During this post-partum phase, you’re not only adjusting but also likely running on less sleep as well as physically recuperating after giving birth. There is no expectation that you should just “bounce back." Give yourself some breathing room. Let everyone know you care and appreciate them but that you need some time to adjust and recover for the first weeks or months.
Make sure you prepare for this time by stocking up on snacks, frozen meals, diapers, wipes, and clothing (for you and the baby).
2. Don’t Forget to Eat
While rest is a huge part of healing, eating is also necessary for your body to do what it does best. The body is an incredible entity, but it needs the tools to do its job. Plus, breastfeeding (if you do this. Again, no expectations! Some people breastfeed and some don’t.) requires energy for your body to create the milk for your little one.
3. When You’re Ready, Seek out Support.
During your pregnancy planning phase, consider doing some research for yourself after your pregnancy. For example, looking up new mother support groups can offer you a community (and friends) that are going through similar and can completely understand where you’re coming from.
And don’t be shy about looking into a postpartum doula, dog walker, house cleaner, therapist, lactation consultant, and more—no one expects you to do it all. Plan to seek help in any form; chances are you'll need it.
4. Prepare a Postpartum Healing Kit.
This might sound a little silly but you’ll be so grateful you did it! For your postpartum care kit, Grab some super absorbent pads, laxatives, stool softeners, prune juice, bath herbs, a belly band, tucks cooling pads, witch hazel, and whatever else you think may help ease this time and contribute to an easier healing journey all around.

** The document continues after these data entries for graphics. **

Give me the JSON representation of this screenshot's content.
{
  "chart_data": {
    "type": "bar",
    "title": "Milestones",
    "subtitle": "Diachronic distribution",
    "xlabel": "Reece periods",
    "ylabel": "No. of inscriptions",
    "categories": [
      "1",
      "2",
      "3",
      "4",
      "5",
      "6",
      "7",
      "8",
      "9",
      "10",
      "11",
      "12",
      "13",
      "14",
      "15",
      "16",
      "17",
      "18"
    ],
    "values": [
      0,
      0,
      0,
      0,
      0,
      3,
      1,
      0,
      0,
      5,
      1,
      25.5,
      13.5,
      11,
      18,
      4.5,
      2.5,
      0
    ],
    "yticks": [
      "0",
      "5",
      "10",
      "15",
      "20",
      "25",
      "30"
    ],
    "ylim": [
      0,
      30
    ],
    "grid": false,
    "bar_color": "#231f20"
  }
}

5. Look up pelvic floor physical therapists in your area.
Most women post-pregnancy should seek out this form of health care. It isn’t restricted to only the pregnancy phase. Afterward, you may need guidance on restrengthening your pelvic floor. Furthermore, a physical therapist can help you work out any niggles or aches that continue after pregnancy.
Phases of Postpartum Recovery
Postpartum recovery is considered the first six weeks after giving birth. However, it’s undeniable that you won’t be the same person (and your body won’t be the same) as you were prior to your pregnancy. Plus, every mom and body is different.
In particular, vaginal births can take six weeks or more to heal from, trending toward longer if you had any tearing. For C-sections, it will also take four to six weeks to recover, potentially longer if there are any bumps in the road.
For relieving discomfort as you recover postpartum, consider:
- Using a padded pillow or ring to sit on.
- Using an ice pack to cool the area and ease your pain.
- Using over-the-counter pain relievers.
It’s also important to note that vaginal discharge and blood may be coming from the vagina for weeks after giving birth. It may be red and heavy initially before easing off and becoming more brown or yellow.
You may also experience incontinence; this is why a pelvic floor physical therapist is essential, as this can help you strengthen your pelvic muscles and recover. Your bowel movements may also be off or painful afterward, which is where stool softeners or laxatives may come in handy.
Most importantly, give yourself a break. The postpartum recovery phase isn’t easy. Your body is healing, and your hormones are re-balancing. You might feel more emotional than usual, and you may experience some skin changes and even hair loss. Give yourself and your body some time. Practice self-compassion; this phase is temporary and is a major adjustment. Yet, being prepared can help in leaps and bounds.